Ce qu'est réellement un fonds tokenisé
Un fonds tokenisé, parfois appelé fonds numérique ou fonds négocié sur blockchain, représente des actions ou parts d'un fonds (ou d'un fonds nourricier) sous forme de jetons numériques enregistrés sur un registre distribué. Le jeton remplace le certificat d'action ou de part. La propriété et le transfert sont enregistrés sur le réseau DLT plutôt que sur un registre central des actionnaires tenu par un agent de transfert.
Jetons de sécurité et ce qu'ils représentent
Lorsque le jeton représente un instrument financier traditionnel, tel qu'une action ou une part d'un organisme de placement collectif, il est émis par le biais d'une offre de jetons de sécurité. Les droits juridiques attachés à l'instrument sous-jacent suivent le jeton. Le document prend soin de distinguer cela des valeurs mobilières non certificatives enregistrées par le fonds lui-même : le registre DLT, et non le fonds, détient l'enregistrement. Cette distinction importe lorsque vous définissez le périmètre d'un audit ou concevez un cadre de contrôle.

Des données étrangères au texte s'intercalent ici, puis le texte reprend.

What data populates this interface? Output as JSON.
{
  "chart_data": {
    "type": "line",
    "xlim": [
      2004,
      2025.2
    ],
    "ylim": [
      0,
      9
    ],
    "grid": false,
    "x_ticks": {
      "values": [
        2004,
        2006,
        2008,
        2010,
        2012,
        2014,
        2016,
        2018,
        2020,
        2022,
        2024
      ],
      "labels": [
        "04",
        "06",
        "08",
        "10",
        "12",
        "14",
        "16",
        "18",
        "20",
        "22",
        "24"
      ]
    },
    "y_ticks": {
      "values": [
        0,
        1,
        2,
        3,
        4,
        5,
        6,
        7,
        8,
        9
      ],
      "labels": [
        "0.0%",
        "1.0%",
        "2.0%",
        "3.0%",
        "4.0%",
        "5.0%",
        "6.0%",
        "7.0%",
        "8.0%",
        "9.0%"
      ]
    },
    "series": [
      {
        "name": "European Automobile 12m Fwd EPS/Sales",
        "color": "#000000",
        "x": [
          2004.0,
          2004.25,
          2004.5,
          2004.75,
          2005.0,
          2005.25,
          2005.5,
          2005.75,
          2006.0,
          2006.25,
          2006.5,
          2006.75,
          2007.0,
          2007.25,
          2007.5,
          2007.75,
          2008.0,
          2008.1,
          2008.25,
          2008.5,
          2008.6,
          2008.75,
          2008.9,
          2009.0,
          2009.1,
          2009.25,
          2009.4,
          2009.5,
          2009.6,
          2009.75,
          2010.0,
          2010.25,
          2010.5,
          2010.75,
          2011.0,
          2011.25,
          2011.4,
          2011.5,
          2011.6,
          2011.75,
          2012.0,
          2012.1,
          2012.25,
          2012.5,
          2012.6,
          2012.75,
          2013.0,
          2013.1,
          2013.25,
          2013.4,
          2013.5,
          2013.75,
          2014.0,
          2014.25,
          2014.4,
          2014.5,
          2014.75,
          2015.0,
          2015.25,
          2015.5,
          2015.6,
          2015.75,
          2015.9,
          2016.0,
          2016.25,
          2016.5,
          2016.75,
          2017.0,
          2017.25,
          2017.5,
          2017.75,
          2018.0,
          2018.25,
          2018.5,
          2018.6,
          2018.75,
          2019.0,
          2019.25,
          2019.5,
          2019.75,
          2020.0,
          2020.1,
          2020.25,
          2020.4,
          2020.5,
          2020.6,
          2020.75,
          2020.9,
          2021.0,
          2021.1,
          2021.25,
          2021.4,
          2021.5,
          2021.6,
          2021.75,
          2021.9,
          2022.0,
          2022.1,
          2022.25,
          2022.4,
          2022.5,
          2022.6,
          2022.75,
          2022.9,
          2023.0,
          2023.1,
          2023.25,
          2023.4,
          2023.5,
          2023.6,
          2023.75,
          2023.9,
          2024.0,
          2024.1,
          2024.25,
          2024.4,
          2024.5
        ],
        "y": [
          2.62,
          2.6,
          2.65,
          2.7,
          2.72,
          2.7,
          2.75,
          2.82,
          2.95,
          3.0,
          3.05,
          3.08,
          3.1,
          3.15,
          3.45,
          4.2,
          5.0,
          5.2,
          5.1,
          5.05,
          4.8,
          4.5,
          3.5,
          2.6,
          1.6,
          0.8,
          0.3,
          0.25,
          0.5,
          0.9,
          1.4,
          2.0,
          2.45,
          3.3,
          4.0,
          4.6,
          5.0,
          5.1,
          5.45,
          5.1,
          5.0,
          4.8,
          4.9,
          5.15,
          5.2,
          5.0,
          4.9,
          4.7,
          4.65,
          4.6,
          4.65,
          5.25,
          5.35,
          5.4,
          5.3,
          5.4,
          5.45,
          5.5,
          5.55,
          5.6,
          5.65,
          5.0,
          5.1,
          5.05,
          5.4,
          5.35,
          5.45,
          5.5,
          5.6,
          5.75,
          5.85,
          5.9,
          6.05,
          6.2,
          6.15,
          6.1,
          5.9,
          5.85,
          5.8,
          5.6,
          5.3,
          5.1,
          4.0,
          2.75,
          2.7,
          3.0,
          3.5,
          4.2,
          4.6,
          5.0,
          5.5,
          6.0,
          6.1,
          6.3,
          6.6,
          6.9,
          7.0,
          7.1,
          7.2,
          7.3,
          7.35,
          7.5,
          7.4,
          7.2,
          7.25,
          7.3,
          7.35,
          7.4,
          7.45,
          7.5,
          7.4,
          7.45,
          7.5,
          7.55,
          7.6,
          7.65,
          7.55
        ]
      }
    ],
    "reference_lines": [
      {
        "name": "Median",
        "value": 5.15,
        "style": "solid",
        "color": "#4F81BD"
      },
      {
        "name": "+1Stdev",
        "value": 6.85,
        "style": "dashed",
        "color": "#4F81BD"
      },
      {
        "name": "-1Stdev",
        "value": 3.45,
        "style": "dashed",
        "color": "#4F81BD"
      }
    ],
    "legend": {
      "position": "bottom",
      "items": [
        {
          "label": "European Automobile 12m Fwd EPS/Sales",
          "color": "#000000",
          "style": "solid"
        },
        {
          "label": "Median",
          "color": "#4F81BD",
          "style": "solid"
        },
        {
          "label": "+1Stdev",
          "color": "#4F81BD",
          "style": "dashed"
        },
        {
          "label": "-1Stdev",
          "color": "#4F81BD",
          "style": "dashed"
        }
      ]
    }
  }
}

La tokenisation ne se limite pas aux parts de fonds. La même logique s'applique aux biens immobiliers, aux flux de revenus de prêts et à la propriété intellectuelle. Le document met en avant la propriété fractionnée comme un cas d'utilisation spécifique : la DLT permet de gérer des intérêts fractionnés dans des actifs relativement illiquides de manière sécurisée et efficace, même si la propriété fractionnée en tant que concept précède la blockchain.
Calcul de la VNI et ce qui change pour les comptables de fonds
L'un des enseignements les plus clairs pour les équipes comptables est que la tokenisation ne modifie pas la manière dont un fonds est évalué. La valeur nette d'inventaire (VNI) reste la base de l'évaluation. Ce qui change, c'est le dénominateur : au lieu de la VNI par action, le calcul devient la VNI par jeton, en divisant la VNI du fonds par le nombre de jetons en circulation.
Implications pour les états financiers crypto
Pour les entreprises préparant des états financiers crypto selon les IFRS ou les US GAAP, ce recadrage a des conséquences pratiques. Sous les IFRS actuelles, il n'existe pas de norme unique traitant spécifiquement des actifs numériques détenus par des fonds d'investissement, et les préparateurs se sont généralement tournés vers IAS 32, IAS 39 (ou IFRS 9) et IFRS 13 selon la nature de l'instrument. Les travaux en cours de l'IASB sur les actifs numériques sont pertinents ici, même si la note de pratique ne fait pas directement référence à des normes comptables spécifiques.
Du côté des US GAAP, ASC 350-60, introduite par FASB pour certains actifs crypto, a établi une évaluation à la juste valeur avec des variations comptabilisées dans le résultat net. Ce cadre s'applique à des actifs crypto spécifiques détenus par une entité, pas nécessairement aux parts de fonds représentées par des jetons. Les équipes financières devront évaluer si c'est le jeton lui-même ou l'intérêt sous-jacent dans le fonds qui détermine le traitement comptable. La réponse dépendra probablement de la structure juridique, qui varie selon les juridictions.
Ce que la note de pratique indique clairement, c'est que le passage à un modèle tokenisé modifie qui détient quelles données et quand. Cela a un impact direct sur les exigences de divulgation, les évaluations de la hiérarchie des justes valeurs et les preuves à l'appui disponibles pour l'audit.
Rapprochement : Là où le cas d'efficacité est le plus fort
Le document avance un argument précis concernant le rapprochement. Dans l'administration traditionnelle des fonds, plusieurs parties, dont le dépositaire, le comptable du fonds et le conservateur, tiennent leurs propres registres et les rapprochent du registre central des actionnaires. Des écarts surviennent. Les enquêter prend du temps et coûte de l'argent.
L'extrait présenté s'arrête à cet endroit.